— Да, сэр. Но мне бы не хотелось никуда ехать в разгар грозы.
— Вас что-то привлекает в этом городе? — Тайлер бросил на него недобрый взгляд.
— Черт, сэр, да вы что.
Мердок почувствовал, что вспотел.
— Общество, — произнес Тайлер. — Человеческая близость.
— Сэр?
Сукин сын умел читать мысли?
— Мистер Мердок, нам нужно радио, в интересах общества. Сообща мы сможем действовать эффективнее, чем поодиночке. Скажу откровенно, между нами: у нас все плохо с дисциплиной. Мы произносим нужные слова, но рефлекторно. Вы не уважаете меня как старшего по званию.
Мердок опешил.
— Это не…
— Это не ваша вина. В дороге мы — двое мужчин, и только. Никакой структуры. Мне стоило это понять, когда я беседовал с президентом. Мистер Мердок, он гулял по Лафайет-парку в расстегнутой рубашке. Как сказал поэт, «основа расшаталась»[31]
. В мир пришла анархия. У анархии нет структуры, она течет, как вода. Мистер Мердок, вам не кажется, что мы полностью утратили структуру? Неужели все настолько запущено?— Я… не знаю.
— Нас должно быть больше.
— Да, сэр.
— Можно сказать, мы тоже сбросили кожу. Только в нашем случае кожа — это нормы поведения. Нормы приличия. Теперь мы — голое мясо, с нервами наружу. Мы раздеты. Мы готовы сказать и сделать что угодно, был бы повод.
— Да, сэр, — повторил Мердок, чувствуя, что его дружба с полковником тоже сползает, как кожа, обнажая то, что под ней: тошнотворный обоюдный страх.
После ужина он оставил полковника и поспешил на улицу. Он договорился встретиться с Су в «Рокси» и, если верить его электронным часам, уже опаздывал. После Контакта Мердок носил двое часов: одни на руке, другие — в кармане. Если останавливались одни, он менял батарейку и устанавливал время по другим.

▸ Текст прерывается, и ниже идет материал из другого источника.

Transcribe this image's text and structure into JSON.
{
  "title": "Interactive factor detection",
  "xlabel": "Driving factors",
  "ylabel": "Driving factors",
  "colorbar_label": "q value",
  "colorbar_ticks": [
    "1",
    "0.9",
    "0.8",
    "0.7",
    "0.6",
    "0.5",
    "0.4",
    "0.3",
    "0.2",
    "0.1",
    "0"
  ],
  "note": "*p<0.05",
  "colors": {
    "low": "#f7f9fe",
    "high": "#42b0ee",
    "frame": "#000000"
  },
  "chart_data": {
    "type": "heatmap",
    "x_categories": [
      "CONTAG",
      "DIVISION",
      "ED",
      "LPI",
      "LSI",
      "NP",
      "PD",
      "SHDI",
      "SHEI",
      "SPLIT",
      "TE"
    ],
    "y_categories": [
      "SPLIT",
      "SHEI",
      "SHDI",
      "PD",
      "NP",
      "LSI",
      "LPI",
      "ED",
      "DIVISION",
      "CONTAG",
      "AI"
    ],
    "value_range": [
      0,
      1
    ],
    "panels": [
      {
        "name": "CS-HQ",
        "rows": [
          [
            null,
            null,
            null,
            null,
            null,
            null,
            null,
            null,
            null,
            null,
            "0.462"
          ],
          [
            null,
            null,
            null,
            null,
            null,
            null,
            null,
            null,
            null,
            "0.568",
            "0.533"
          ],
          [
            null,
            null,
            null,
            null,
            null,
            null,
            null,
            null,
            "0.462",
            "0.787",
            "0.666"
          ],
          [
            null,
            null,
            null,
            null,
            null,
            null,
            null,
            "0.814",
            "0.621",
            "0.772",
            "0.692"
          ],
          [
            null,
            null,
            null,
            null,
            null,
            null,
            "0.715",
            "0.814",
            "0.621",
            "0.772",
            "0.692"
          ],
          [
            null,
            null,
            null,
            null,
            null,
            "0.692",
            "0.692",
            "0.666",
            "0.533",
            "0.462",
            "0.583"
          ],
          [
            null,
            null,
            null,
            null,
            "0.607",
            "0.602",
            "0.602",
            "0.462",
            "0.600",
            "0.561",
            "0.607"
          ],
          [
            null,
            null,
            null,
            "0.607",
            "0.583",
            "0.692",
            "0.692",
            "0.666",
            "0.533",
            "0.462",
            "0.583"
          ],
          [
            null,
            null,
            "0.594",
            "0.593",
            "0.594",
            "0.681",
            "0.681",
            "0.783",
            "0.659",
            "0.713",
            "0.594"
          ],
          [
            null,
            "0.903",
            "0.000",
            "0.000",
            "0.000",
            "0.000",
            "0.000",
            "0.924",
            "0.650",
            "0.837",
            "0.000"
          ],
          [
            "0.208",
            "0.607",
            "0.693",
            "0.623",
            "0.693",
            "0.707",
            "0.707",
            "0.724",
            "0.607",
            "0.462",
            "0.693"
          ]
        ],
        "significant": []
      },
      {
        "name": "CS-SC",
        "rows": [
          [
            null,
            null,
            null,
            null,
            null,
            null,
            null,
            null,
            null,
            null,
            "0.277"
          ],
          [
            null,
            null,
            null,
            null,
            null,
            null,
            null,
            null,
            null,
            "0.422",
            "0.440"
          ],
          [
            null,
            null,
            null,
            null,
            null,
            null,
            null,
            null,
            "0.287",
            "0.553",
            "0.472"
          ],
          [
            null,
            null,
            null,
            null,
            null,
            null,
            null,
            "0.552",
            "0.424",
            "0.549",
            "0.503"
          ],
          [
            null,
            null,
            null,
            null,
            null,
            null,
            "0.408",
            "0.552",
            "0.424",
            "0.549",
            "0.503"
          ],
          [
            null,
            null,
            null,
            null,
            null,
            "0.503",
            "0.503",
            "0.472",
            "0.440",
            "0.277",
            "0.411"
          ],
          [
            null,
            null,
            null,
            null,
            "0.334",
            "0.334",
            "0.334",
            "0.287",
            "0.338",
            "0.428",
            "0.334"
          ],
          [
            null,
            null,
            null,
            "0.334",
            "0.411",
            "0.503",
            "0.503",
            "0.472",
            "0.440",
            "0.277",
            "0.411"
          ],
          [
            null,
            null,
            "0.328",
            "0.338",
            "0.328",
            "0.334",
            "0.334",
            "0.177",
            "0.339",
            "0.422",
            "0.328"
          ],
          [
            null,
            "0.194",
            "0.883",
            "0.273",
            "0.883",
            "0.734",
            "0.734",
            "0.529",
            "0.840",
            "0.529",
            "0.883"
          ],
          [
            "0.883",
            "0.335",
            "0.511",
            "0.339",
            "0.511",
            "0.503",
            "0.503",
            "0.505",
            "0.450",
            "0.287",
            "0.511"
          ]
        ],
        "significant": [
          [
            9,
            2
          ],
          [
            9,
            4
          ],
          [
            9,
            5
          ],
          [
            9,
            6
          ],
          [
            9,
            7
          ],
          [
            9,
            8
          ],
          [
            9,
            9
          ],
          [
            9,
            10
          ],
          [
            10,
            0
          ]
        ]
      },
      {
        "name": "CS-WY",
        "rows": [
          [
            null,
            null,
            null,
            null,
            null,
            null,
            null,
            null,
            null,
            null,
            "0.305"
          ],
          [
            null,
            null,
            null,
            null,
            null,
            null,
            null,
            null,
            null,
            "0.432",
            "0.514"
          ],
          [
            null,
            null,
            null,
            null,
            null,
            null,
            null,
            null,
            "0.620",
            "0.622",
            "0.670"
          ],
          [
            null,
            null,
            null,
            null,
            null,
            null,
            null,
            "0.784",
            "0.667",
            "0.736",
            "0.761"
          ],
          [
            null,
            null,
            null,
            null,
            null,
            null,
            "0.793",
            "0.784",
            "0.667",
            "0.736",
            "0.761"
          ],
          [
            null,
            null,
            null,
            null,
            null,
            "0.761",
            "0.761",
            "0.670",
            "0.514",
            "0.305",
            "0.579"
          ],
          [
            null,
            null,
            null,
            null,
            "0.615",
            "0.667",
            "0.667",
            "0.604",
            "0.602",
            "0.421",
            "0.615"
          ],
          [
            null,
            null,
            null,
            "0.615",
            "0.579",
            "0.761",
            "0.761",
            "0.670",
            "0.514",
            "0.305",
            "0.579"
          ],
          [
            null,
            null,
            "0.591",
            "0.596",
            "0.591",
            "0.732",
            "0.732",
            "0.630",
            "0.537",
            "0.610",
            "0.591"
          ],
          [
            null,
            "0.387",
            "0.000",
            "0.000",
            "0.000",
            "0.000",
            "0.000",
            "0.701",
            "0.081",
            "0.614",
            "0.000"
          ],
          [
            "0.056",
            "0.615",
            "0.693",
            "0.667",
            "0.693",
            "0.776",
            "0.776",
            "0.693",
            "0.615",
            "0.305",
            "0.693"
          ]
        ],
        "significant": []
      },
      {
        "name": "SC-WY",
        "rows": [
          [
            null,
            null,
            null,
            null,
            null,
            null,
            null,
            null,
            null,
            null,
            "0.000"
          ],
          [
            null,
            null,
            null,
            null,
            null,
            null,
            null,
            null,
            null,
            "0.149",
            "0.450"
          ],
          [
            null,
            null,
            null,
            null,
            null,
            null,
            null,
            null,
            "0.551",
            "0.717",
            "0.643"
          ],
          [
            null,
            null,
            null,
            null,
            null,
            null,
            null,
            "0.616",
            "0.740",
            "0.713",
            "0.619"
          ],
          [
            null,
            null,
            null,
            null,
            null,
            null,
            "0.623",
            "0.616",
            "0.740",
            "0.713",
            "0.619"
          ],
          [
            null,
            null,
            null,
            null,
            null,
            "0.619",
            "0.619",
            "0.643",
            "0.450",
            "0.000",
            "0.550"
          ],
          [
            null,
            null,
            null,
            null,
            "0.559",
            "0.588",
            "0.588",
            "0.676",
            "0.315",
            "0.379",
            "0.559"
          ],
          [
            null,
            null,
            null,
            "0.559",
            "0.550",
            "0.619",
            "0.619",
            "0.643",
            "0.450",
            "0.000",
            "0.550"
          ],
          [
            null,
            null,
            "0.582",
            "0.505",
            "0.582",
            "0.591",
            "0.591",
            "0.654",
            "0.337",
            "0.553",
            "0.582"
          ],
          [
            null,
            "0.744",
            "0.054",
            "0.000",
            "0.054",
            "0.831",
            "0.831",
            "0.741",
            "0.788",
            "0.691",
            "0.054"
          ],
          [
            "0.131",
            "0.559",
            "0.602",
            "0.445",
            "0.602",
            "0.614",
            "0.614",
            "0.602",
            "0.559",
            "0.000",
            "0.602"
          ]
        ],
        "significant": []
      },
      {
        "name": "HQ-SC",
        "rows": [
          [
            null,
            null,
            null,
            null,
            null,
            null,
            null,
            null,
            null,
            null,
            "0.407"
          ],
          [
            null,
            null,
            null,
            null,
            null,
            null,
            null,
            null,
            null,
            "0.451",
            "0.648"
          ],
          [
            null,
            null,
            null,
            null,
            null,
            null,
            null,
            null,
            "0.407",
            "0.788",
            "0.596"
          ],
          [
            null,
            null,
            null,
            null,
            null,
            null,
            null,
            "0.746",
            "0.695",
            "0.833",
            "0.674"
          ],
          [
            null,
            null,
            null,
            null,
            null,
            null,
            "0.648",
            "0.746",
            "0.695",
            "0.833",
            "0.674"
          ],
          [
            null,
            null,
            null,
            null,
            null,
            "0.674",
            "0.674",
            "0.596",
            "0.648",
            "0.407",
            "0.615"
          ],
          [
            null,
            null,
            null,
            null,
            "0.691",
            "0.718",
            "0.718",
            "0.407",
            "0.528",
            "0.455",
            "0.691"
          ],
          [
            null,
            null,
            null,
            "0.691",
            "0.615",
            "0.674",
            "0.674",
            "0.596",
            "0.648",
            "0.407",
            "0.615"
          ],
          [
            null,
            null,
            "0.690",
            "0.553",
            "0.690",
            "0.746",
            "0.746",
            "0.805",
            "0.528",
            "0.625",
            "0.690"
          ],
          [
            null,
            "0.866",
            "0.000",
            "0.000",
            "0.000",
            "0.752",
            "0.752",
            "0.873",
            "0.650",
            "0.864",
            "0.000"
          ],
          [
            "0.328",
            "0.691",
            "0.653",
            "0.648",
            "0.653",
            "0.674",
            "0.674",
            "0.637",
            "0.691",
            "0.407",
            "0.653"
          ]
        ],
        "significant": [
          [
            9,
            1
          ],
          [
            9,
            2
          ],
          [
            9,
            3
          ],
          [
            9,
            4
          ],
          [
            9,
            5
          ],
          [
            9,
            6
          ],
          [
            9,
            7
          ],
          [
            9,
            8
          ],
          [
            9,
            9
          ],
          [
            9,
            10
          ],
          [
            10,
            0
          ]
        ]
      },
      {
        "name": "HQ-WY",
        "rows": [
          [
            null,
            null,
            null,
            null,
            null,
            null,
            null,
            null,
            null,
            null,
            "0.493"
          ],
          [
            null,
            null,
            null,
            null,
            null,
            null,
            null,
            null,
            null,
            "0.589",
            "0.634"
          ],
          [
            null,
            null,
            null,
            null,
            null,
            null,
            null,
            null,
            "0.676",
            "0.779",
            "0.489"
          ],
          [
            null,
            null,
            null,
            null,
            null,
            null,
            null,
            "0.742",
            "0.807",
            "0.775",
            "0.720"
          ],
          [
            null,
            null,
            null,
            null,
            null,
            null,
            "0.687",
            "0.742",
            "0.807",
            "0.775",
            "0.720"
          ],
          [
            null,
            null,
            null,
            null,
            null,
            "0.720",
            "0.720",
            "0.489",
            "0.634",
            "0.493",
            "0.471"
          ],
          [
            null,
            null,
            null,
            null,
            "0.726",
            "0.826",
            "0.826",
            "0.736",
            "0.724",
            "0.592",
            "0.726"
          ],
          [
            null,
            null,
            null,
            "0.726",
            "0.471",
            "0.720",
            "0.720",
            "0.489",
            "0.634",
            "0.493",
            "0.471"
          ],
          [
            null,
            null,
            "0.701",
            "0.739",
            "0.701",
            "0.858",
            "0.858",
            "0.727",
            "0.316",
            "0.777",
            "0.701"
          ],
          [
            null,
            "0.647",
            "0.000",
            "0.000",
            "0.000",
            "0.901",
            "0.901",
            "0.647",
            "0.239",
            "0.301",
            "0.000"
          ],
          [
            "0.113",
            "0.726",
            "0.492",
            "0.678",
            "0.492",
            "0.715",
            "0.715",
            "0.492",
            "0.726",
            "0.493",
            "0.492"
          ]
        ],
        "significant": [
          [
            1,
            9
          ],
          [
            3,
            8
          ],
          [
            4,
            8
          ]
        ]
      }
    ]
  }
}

Найти «Рокси» оказалось легко. Это был типичный облупленный кинотеатр; с невзрачного навеса стеной лилась дождевая вода. Мердок быстро проскочил мимо пустой кассы в фойе, где Су зажгла свет.
Она ждала его у входа в зал. На ней была все та же желтая футболка; одна рука упиралась в бедро. От одного взгляда на нее Мердок обмяк.
Возможно, это было лишь следствием долгого пребывания в чисто мужской компании, но он вдруг почувствовал жгучую подростковую похоть, от которой подгибались коленки. Она была стройной, фигуристой, улыбчивой, хотелось подхватить ее на руки и почувствовать ее тяжесть.
«Су», — произнес он мысленно. Странные имена у этих южан. Он дважды повторил его про себя. «Господи, — подумал Мердок, — смилуйся над солдатом».
— Ты побрился, — заметила она.
Он кивнул и покраснел.
— Сладостей на прилавке не осталось, — сказала Су, — но в холодильнике есть кола. Я поставила пленку с «Сорок второй улицей». Готова запускать. Можем посмотреть прямо в проекторной. Идем. А. У.!
Он молча последовал за ней наверх.
Во время смены пленок она рассказывала о себе. Мердок слушал, изнывая от гормональной лихорадки.
Он следил за ее губами, за тем, как слова срываются с языка.